Enhancing CO2 electrolysis performance in solid oxide electrolysis cell using La-doped SrTiO3-δ composites
Xiaoyong Xu, Han Xu, Haobo Li, Abel Santos, Jie Zhao, Shintaro Idab
Abstract
Electrochemically reducing carbon dioxide by solid oxide electrolysis cells (SOECs) is a promising approach to minimize greenhouse gas emissions and generate high added value chemicals and fuels using renewable energy. However, the practical use of CO 2 electrolysis in SOECs faces challenges because of the scarcity of effective and stable cathode materials. This study explores La-doped SrTiO 3-δ composites as cathode materials for CO 2 electrolysis. By judiciously adjusting the La/Sr ratio, the perovskite structure's oxygen vacancies, lattice oxygen formation, and the content of Sr on the surface, a high CO 2 reduction activity is achieved. These adjustments enhance CO 2 adsorption and dissociation, leading to an improvement of catalytic activity and operational stability.

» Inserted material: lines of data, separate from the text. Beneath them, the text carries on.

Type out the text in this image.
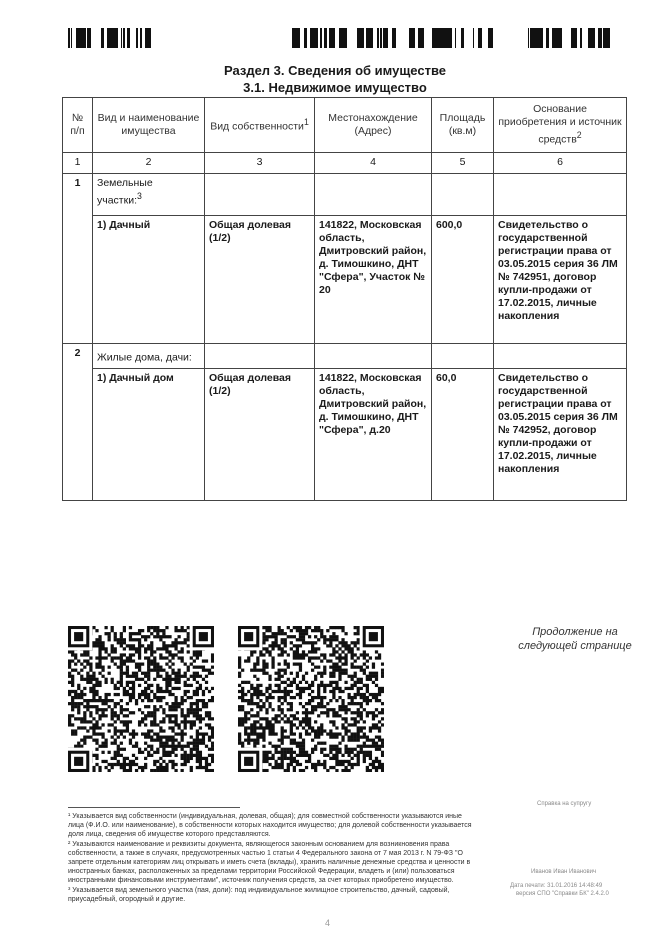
Раздел 3. Сведения об имуществе
3.1. Недвижимое имущество
№ п/п	Вид и наименование имущества	Вид собственности$^1$	Местонахождение (Адрес)	Площадь (кв.м)	Основание приобретения и источник средств$^2$
1	2	3	4	5	6
1	Земельные участки:$^3$				
	1) Дачный	Общая долевая (1/2)	141822, Московская область, Дмитровский район, д. Тимошкино, ДНТ "Сфера", Участок № 20	600,0	Свидетельство о государственной регистрации права от 03.05.2015 серия 36 ЛМ № 742951, договор купли-продажи от 17.02.2015, личные накопления
2	Жилые дома, дачи:				
	1) Дачный дом	Общая долевая (1/2)	141822, Московская область, Дмитровский район, д. Тимошкино, ДНТ "Сфера", д.20	60,0	Свидетельство о государственной регистрации права от 03.05.2015 серия 36 ЛМ № 742952, договор купли-продажи от 17.02.2015, личные накопления
Продолжение на следующей странице

¹ Указывается вид собственности (индивидуальная, долевая, общая); для совместной собственности указываются иные лица (Ф.И.О. или наименование), в собственности которых находится имущество; для долевой собственности указывается доля лица, сведения об имуществе которого представляются.

² Указываются наименование и реквизиты документа, являющегося законным основанием для возникновения права собственности, а также в случаях, предусмотренных частью 1 статьи 4 Федерального закона от 7 мая 2013 г. N 79-ФЗ "О запрете отдельным категориям лиц открывать и иметь счета (вклады), хранить наличные денежные средства и ценности в иностранных банках, расположенных за пределами территории Российской Федерации, владеть и (или) пользоваться иностранными финансовыми инструментами", источник получения средств, за счет которых приобретено имущество.

³ Указывается вид земельного участка (пая, доли): под индивидуальное жилищное строительство, дачный, садовый, приусадебный, огородный и другие.

Справка на супругу
Иванов Иван Иванович
Дата печати: 31.01.2016 14:48:49
версия СПО "Справки БК" 2.4.2.0
4
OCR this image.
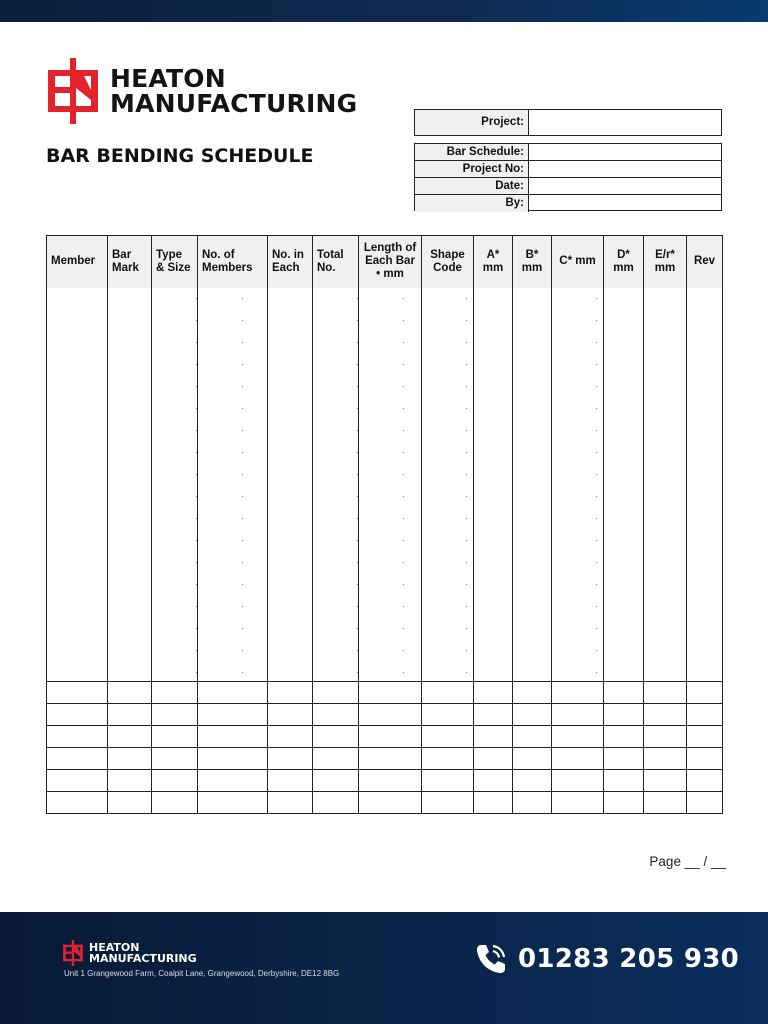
HEATON
MANUFACTURING
BAR BENDING SCHEDULE
Project:
Bar Schedule:
Project No:
Date:
By:
Member	Bar Mark	Type & Size	No. of Members	No. in Each	Total No.	Length of Each Bar • mm	Shape Code	A* mm	B* mm	C* mm	D* mm	E/r* mm	Rev

Page __ / __
HEATON
MANUFACTURING
Unit 1 Grangewood Farm, Coalpit Lane, Grangewood, Derbyshire, DE12 8BG	01283 205 930
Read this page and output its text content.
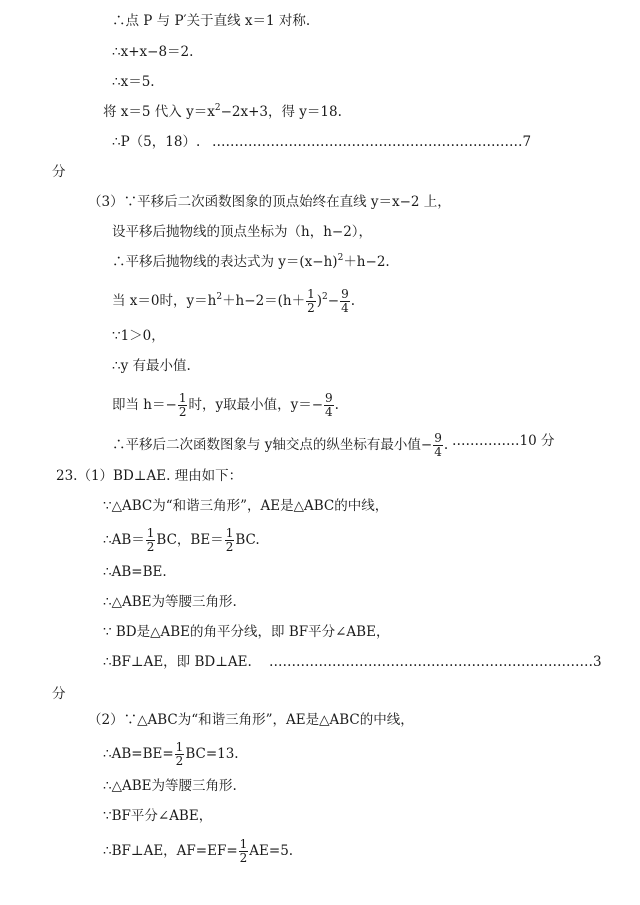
∴点 P 与 P′关于直线 x＝1 对称.
∴x+x−8＝2.
∴x＝5.
将 x＝5 代入 $y=x^2-2x+3$，得 y＝18.
∴P（5，18）. ……………………………………………………………7
分
（3）∵平移后二次函数图象的顶点始终在直线 y＝x−2 上，
设平移后抛物线的顶点坐标为（h，h−2），
∴平移后抛物线的表达式为 $y=(x-h)^2+h-2$.
当 x＝0时，$y=h^2+h-2=(h+ \frac{1}{2} )^2- \frac{9}{4}$ .
∵1＞0，
∴y 有最小值.
即当 $h=- \frac{1}{2}$ 时，y取最小值，$y=- \frac{9}{4}$ .
∴平移后二次函数图象与 y轴交点的纵坐标有最小值− $\frac{9}{4}$ . ……………10 分
23.（1）BD⊥AE. 理由如下：
∵△ABC为“和谐三角形”，AE是△ABC的中线，
∴AB＝ $\frac{1}{2}$ BC，$BE= \frac{1}{2}$ BC.
∴AB=BE.
∴△ABE为等腰三角形.
∵ BD是△ABE的角平分线，即 BF平分∠ABE，
∴BF⊥AE，即 BD⊥AE. ………………………………………………………………3
分
（2）∵△ABC为“和谐三角形”，AE是△ABC的中线，
∴AB=BE= $\frac{1}{2} BC=13$.
∴△ABE为等腰三角形.
∵BF平分∠ABE，
∴BF⊥AE，$AF=EF= \frac{1}{2} AE=5$.
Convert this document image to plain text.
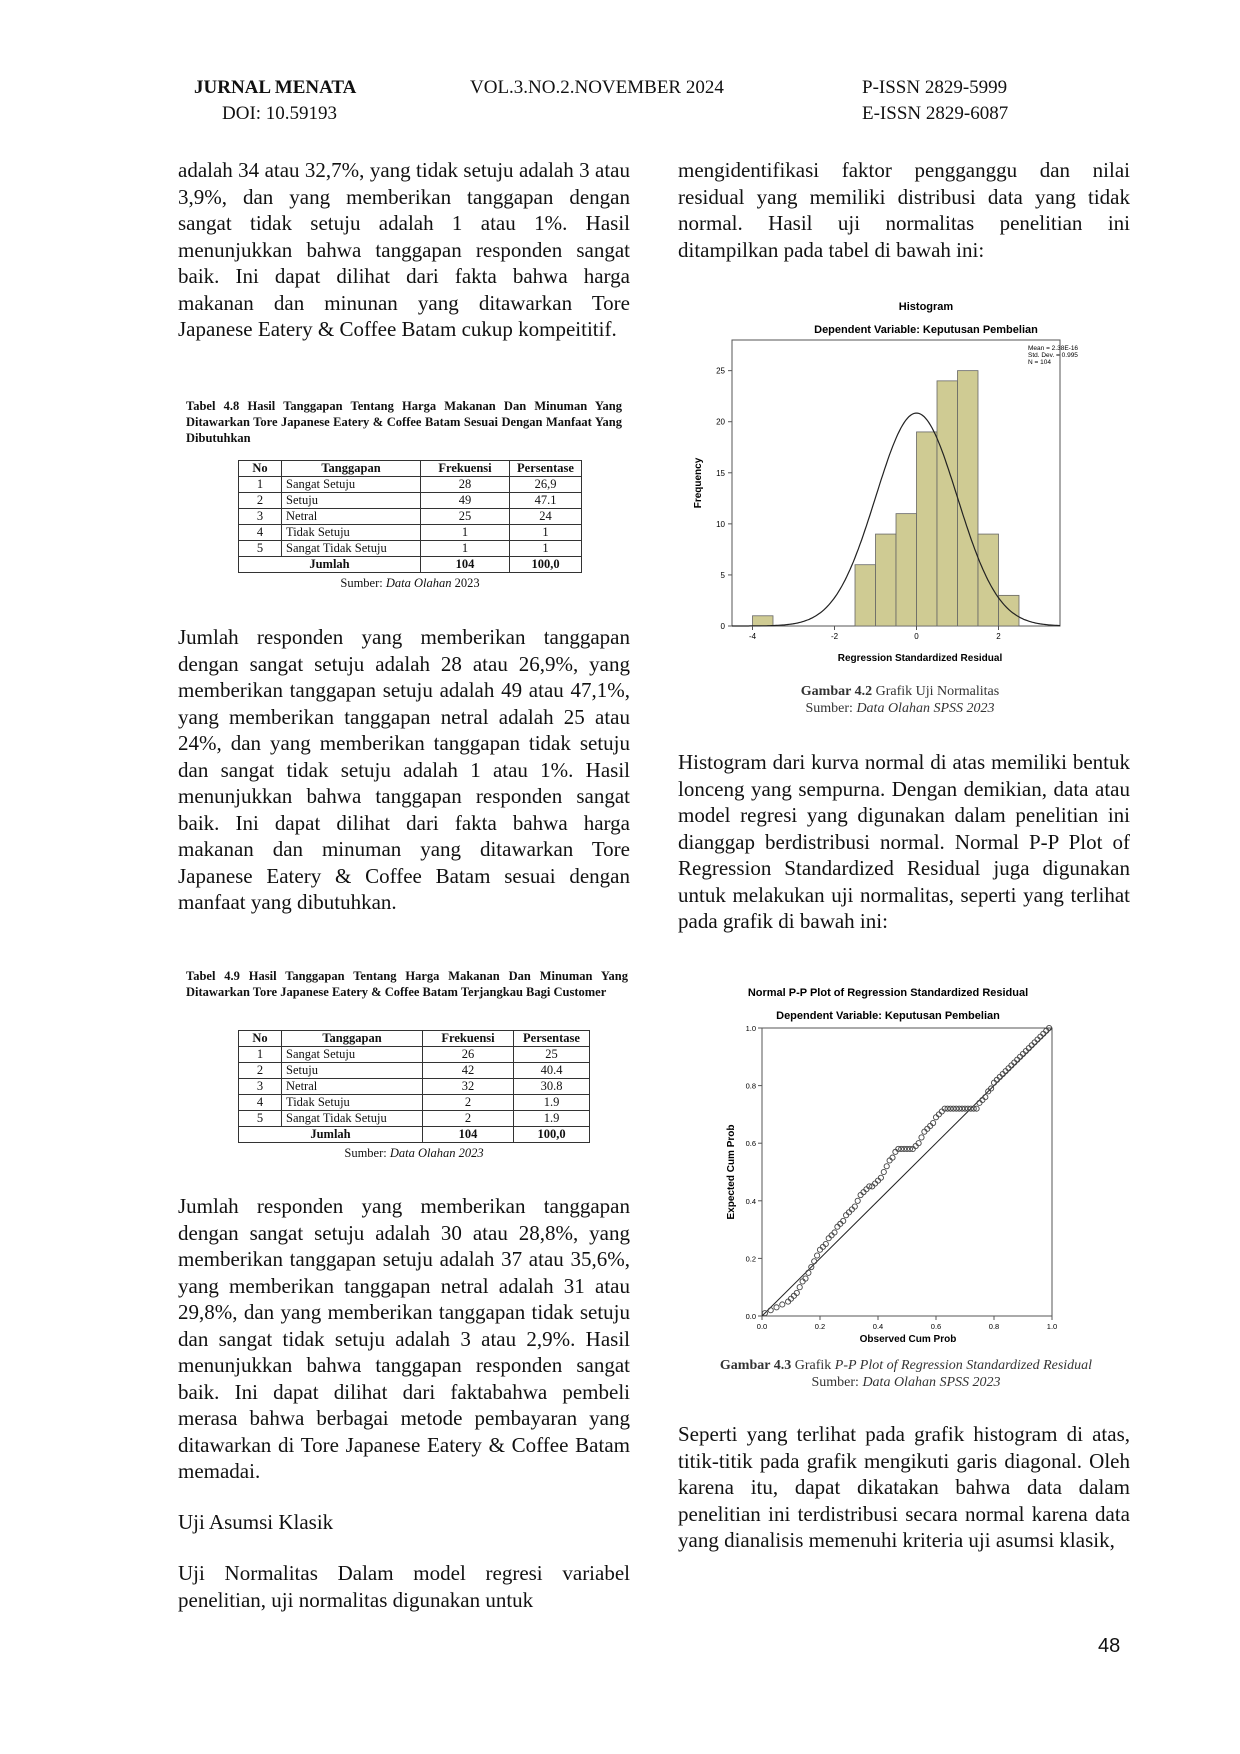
JURNAL MENATA
DOI: 10.59193
VOL.3.NO.2.NOVEMBER 2024	P-ISSN 2829-5999
E-ISSN 2829-6087

adalah 34 atau 32,7%, yang tidak setuju adalah 3 atau 3,9%, dan yang memberikan tanggapan dengan sangat tidak setuju adalah 1 atau 1%. Hasil menunjukkan bahwa tanggapan responden sangat baik. Ini dapat dilihat dari fakta bahwa harga makanan dan minunan yang ditawarkan Tore Japanese Eatery & Coffee Batam cukup kompeititif.

Tabel 4.8 Hasil Tanggapan Tentang Harga Makanan Dan Minuman Yang Ditawarkan Tore Japanese Eatery & Coffee Batam Sesuai Dengan Manfaat Yang Dibutuhkan
No	Tanggapan	Frekuensi	Persentase
1	Sangat Setuju	28	26,9
2	Setuju	49	47.1
3	Netral	25	24
4	Tidak Setuju	1	1
5	Sangat Tidak Setuju	1	1
Jumlah		104	100,0
Sumber: Data Olahan 2023

Jumlah responden yang memberikan tanggapan dengan sangat setuju adalah 28 atau 26,9%, yang memberikan tanggapan setuju adalah 49 atau 47,1%, yang memberikan tanggapan netral adalah 25 atau 24%, dan yang memberikan tanggapan tidak setuju dan sangat tidak setuju adalah 1 atau 1%. Hasil menunjukkan bahwa tanggapan responden sangat baik. Ini dapat dilihat dari fakta bahwa harga makanan dan minuman yang ditawarkan Tore Japanese Eatery & Coffee Batam sesuai dengan manfaat yang dibutuhkan.

Tabel 4.9 Hasil Tanggapan Tentang Harga Makanan Dan Minuman Yang Ditawarkan Tore Japanese Eatery & Coffee Batam Terjangkau Bagi Customer
No	Tanggapan	Frekuensi	Persentase
1	Sangat Setuju	26	25
2	Setuju	42	40.4
3	Netral	32	30.8
4	Tidak Setuju	2	1.9
5	Sangat Tidak Setuju	2	1.9
Jumlah		104	100,0
Sumber: Data Olahan 2023

Jumlah responden yang memberikan tanggapan dengan sangat setuju adalah 30 atau 28,8%, yang memberikan tanggapan setuju adalah 37 atau 35,6%, yang memberikan tanggapan netral adalah 31 atau 29,8%, dan yang memberikan tanggapan tidak setuju dan sangat tidak setuju adalah 3 atau 2,9%. Hasil menunjukkan bahwa tanggapan responden sangat baik. Ini dapat dilihat dari faktabahwa pembeli merasa bahwa berbagai metode pembayaran yang ditawarkan di Tore Japanese Eatery & Coffee Batam memadai.

Uji Asumsi Klasik

Uji Normalitas Dalam model regresi variabel penelitian, uji normalitas digunakan untuk

mengidentifikasi faktor pengganggu dan nilai residual yang memiliki distribusi data yang tidak normal. Hasil uji normalitas penelitian ini ditampilkan pada tabel di bawah ini:

Histogram
Dependent Variable: Keputusan Pembelian
Mean = 2.38E-16
Std. Dev. = 0.995
N = 104
0
5
10
15
20
25
-4	-2	0	2
Frequency
Regression Standardized Residual
Gambar 4.2 Grafik Uji Normalitas
Sumber: Data Olahan SPSS 2023

Histogram dari kurva normal di atas memiliki bentuk lonceng yang sempurna. Dengan demikian, data atau model regresi yang digunakan dalam penelitian ini dianggap berdistribusi normal. Normal P-P Plot of Regression Standardized Residual juga digunakan untuk melakukan uji normalitas, seperti yang terlihat pada grafik di bawah ini:

Normal P-P Plot of Regression Standardized Residual
Dependent Variable: Keputusan Pembelian
0.0
0.2
0.4
0.6
0.8
1.0
0.0	0.2	0.4	0.6	0.8	1.0
Expected Cum Prob
Observed Cum Prob
Gambar 4.3 Grafik P-P Plot of Regression Standardized Residual
Sumber: Data Olahan SPSS 2023

Seperti yang terlihat pada grafik histogram di atas, titik-titik pada grafik mengikuti garis diagonal. Oleh karena itu, dapat dikatakan bahwa data dalam penelitian ini terdistribusi secara normal karena data yang dianalisis memenuhi kriteria uji asumsi klasik,

48
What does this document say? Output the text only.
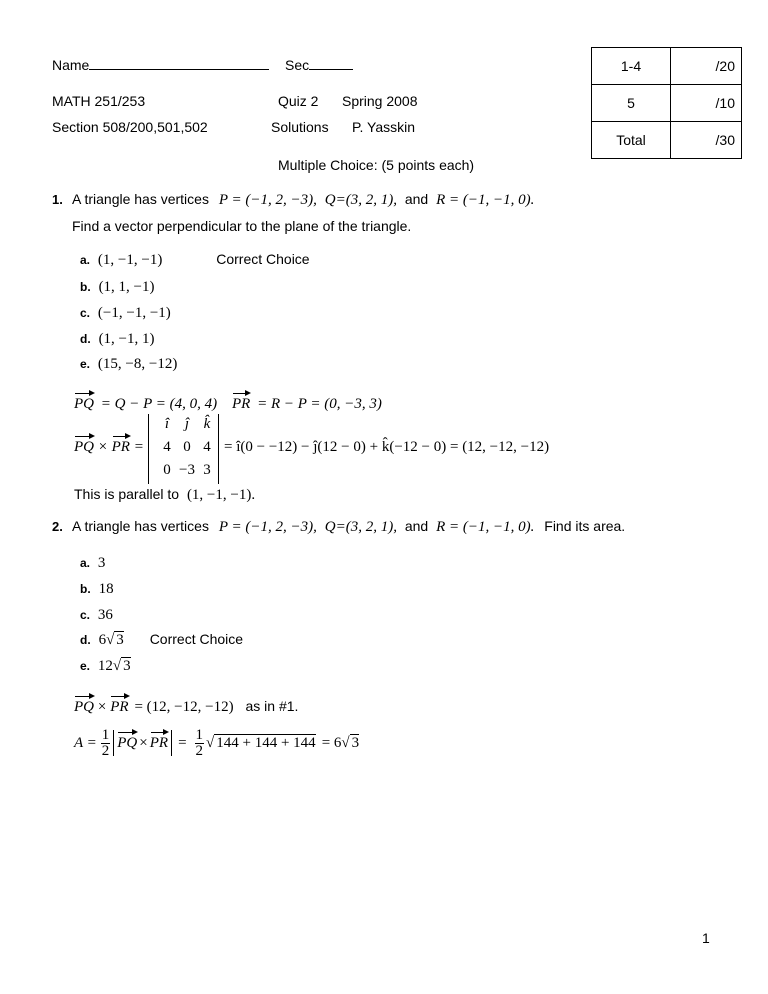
Name	Sec
MATH 251/253	Quiz 2 Spring 2008
Section 508/200,501,502	Solutions P. Yasskin
1-4	/20
5	/10
Total	/30
Multiple Choice: (5 points each)
1. A triangle has vertices P = (−1, 2, −3), Q=(3, 2, 1), and R = (−1, −1, 0).
Find a vector perpendicular to the plane of the triangle.
a. (1, −1, −1)	Correct Choice
b. (1, 1, −1)
c. (−1, −1, −1)
d. (1, −1, 1)
e. (15, −8, −12)
PQ = Q − P = (4, 0, 4) PR = R − P = (0, −3, 3)
PQ × PR =
î ĵ k̂
4 0 4
0 −3 3
= î(0 − −12) − ĵ(12 − 0) + k̂(−12 − 0) = (12, −12, −12)
This is parallel to (1, −1, −1).
2. A triangle has vertices P = (−1, 2, −3), Q=(3, 2, 1), and R = (−1, −1, 0). Find its area.
a. 3
b. 18
c. 36
d. 6√ 3 Correct Choice
e. 12√ 3
PQ × PR = (12, −12, −12) as in #1.
$A = \frac{1}{2}$ PQ × PR = $\frac{1}{2}$ √ 144 + 144 + 144 = 6 √ 3
1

La 0.4 Sr 0.5 TiO 3-δ shows a significantly enhanced CO 2 electrolysis performance with a high Faraday efficiency, a current density of 0.64 A cm −2 at 850 °C and over 140 h of stability. The evaluation of various La-doped SrTiO 3-δ composites highlights their potential as efficient cathode materials for CO 2 electrolysis in SOECs. • Engineering Surface Oxophilicity for CO 2 Electrolysis was achieved by adjusting the La/Sr ratio. • Enhancing CO 2 adsorption and dissociation improves catalytic activity and stability. • LST45 exhibits the highest CO 2 electrolysis performance at 850 °C. • LST45 exhibits a long-term stability, no obvious degradation in 140 h.